Timken, too, went to great lengths to avoid layoffs, even as conditions deteriorated. Instead, it shut down plants for two weeks in July. It retained its most experienced workers in engineering and production by asking them to take unpaid leave for a few days each month. Later, it instituted a three day work week and reduced the standard workday from 10 hours to eight. And it adopted a sliding scale of salary reductions based on income level for white-collar workers, including the company’s top executives. Thanks to these enlightened policies, Timken was well-positioned to meet demand when conditions began to improve in 1933. Within a year the company had raised wages and salaries by 11 per cent, effectively restoring its earlier across-the-board cuts. At no point had it sacrificed performance. On the contrary, Timken established a reputation as one of the most solid, well-managed industrial firms of the Great Depression.

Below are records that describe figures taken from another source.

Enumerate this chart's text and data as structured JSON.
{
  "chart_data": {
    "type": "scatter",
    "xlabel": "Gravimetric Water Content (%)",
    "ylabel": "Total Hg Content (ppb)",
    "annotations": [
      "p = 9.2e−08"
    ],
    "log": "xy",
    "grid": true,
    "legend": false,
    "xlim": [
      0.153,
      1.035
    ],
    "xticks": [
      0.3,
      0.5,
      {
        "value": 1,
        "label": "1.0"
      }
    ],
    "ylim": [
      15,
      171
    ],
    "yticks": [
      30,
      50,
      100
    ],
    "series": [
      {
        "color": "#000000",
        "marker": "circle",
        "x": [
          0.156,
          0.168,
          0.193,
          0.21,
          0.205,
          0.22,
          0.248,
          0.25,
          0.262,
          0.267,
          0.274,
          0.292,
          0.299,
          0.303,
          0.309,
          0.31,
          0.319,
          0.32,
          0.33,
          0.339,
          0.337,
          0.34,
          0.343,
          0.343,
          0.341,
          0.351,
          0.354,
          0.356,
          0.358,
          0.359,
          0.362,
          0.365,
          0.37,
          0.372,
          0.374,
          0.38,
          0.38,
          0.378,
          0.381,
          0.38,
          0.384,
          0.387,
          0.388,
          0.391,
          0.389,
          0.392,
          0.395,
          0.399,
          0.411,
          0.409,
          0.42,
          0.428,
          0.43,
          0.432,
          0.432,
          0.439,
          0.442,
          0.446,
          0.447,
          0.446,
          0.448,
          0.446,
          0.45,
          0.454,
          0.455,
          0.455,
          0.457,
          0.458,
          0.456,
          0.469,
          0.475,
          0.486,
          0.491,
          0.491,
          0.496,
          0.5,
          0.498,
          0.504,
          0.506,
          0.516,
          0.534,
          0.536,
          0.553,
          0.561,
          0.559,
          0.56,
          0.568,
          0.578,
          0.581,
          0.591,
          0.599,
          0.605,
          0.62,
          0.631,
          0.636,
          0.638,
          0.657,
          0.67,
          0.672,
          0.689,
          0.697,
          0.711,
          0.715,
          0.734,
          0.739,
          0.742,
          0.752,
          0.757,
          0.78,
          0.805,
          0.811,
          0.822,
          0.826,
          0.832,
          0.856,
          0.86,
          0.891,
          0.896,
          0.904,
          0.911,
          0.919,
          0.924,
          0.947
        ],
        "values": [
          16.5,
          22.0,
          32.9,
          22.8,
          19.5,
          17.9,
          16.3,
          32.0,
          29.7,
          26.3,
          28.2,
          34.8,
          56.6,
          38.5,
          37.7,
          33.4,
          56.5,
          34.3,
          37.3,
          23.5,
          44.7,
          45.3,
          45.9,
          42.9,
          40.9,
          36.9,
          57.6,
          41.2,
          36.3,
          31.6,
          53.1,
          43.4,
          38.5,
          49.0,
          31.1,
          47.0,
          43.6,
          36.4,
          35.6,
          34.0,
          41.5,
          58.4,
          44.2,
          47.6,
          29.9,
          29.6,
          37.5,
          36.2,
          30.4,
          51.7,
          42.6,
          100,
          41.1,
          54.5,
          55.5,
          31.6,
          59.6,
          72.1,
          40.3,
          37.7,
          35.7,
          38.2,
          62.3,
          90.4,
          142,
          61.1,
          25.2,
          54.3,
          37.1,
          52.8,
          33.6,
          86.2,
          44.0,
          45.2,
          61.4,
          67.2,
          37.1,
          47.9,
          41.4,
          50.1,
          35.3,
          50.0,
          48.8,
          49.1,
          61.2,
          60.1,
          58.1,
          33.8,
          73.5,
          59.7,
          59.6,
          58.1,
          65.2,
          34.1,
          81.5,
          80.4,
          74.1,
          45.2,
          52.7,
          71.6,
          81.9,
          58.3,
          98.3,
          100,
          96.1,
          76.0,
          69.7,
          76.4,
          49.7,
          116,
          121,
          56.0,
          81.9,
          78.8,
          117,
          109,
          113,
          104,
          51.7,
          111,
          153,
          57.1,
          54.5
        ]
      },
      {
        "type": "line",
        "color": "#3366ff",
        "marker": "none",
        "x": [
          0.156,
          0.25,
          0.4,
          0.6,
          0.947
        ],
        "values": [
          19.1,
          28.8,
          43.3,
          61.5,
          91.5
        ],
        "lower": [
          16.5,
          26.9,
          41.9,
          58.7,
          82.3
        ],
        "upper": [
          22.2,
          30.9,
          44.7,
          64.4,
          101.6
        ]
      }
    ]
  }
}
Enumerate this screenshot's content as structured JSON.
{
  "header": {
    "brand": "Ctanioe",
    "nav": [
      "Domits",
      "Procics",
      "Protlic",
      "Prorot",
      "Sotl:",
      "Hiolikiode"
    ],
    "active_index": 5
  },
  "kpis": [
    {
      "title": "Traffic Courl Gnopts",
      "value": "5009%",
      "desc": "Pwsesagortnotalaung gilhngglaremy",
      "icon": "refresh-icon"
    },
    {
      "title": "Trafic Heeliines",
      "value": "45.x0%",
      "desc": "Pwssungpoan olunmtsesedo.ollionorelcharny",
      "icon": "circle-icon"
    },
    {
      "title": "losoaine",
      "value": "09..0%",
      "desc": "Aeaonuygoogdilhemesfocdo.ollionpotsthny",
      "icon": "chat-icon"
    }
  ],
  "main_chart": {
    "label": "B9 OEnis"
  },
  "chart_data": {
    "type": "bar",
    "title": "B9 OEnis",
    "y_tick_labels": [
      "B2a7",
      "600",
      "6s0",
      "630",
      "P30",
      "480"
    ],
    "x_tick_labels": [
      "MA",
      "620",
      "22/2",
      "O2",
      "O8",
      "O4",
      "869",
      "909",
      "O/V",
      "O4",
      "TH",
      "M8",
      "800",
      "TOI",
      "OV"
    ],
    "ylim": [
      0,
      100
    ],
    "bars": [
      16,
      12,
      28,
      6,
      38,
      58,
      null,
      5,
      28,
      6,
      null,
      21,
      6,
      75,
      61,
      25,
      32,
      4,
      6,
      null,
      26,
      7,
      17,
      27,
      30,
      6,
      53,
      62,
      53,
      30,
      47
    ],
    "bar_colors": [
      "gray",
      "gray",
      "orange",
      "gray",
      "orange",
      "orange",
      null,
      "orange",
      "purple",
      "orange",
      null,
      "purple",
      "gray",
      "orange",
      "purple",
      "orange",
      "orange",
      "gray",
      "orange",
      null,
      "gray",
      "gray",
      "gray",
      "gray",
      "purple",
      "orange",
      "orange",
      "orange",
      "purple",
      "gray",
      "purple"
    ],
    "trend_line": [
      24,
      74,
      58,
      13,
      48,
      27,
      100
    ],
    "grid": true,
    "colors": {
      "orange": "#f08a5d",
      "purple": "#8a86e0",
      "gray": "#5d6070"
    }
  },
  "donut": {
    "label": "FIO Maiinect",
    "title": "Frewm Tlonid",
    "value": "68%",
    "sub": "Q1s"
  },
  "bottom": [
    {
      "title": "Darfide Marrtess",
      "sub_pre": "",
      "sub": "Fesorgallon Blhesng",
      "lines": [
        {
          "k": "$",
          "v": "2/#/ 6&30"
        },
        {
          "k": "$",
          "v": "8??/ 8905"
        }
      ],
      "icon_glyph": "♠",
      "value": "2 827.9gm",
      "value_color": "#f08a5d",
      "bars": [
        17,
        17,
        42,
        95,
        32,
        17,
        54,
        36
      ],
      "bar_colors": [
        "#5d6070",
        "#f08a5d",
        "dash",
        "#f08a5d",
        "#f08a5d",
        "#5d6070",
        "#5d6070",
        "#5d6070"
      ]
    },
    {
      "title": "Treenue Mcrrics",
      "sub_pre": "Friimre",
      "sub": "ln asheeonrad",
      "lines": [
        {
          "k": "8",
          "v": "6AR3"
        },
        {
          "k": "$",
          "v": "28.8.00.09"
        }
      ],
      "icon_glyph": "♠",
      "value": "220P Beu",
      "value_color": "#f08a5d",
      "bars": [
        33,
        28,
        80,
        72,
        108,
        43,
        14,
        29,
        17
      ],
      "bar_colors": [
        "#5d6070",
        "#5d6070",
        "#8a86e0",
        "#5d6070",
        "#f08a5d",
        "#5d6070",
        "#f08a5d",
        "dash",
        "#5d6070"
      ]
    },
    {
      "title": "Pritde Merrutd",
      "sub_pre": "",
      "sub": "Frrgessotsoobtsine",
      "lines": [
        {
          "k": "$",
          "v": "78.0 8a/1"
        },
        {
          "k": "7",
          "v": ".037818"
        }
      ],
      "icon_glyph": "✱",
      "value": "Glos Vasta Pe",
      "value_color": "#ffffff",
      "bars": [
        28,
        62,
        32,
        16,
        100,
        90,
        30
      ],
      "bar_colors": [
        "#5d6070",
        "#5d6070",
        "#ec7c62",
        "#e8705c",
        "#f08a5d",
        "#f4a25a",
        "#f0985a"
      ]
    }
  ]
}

Corning, for its part, maintained steady employment levels by taking on low margin work it would ordinarily have refused—an investment that would pay for itself many times over. The Mount Palomar Observatory project is a case in point. When the original contractor, General Electric, ran into severe technical problems and cost overruns in 1932, Corning stepped in with a new design for the telescope’s 200-inch mirror, then the largest piece of glass ever cast. Unlike GE, which priced its project to support new, custom-built facilities as well as labor and profit, Corning relied on existing facilities, enabling it to charge cost plus 10 per cent. This was a small price to pay for an opportunity to tap into a growing market. The Mount Palomar project also reinforced in the public mind a direct connection between business and research at Corning that only redounded to its benefit. Indeed, more than any other single event in its history, Corning’s investment in telescope mirrors cemented its reputation as a leading-edge research company and yielded a significant, visible, and highly profitable business for the rest of the century.
Learning from Experience
What does all of this mean for today’s firms? As the global economic crisis deepens, it is only natural for leaders to hunker down, waiting for the old boom time conditions to return. But history suggests that at moments of profound disequilibrium such as this, the important thing is to concentrate on finding new sources of competitive advantage under what are sure to be very different market conditions. So it was for the 1930s. More regulation and limited access to capital discouraged the start-ups that had fueled innovation in the chaotic growth of the 1920s. Yet these same conditions allowed well-managed companies like Procter & Gamble, Siemens, RCA, and Corning to pursue a new kind of corporate entrepreneurship based not on immediate demand but on long-term investments in people, capital, and ideas.
Soon enough, our own economic crisis will generate a new and different set of conditions. How firms respond will depend as much on their understanding of the past as on their vision for the future. With the benefit of historical perspective, they will be better able to pose the right questions and to see problems in context, to recognize emerging patterns and combinations, to identify untapped resources, and ultimately to regain control for the long term.
Much in today’s economic outlook may be frightening. Far from all of it is new.
The authors would like to thank Christian Stadler of the Tuck School of Business at Dartmouth for his timely and thoughtful contributions to this paper.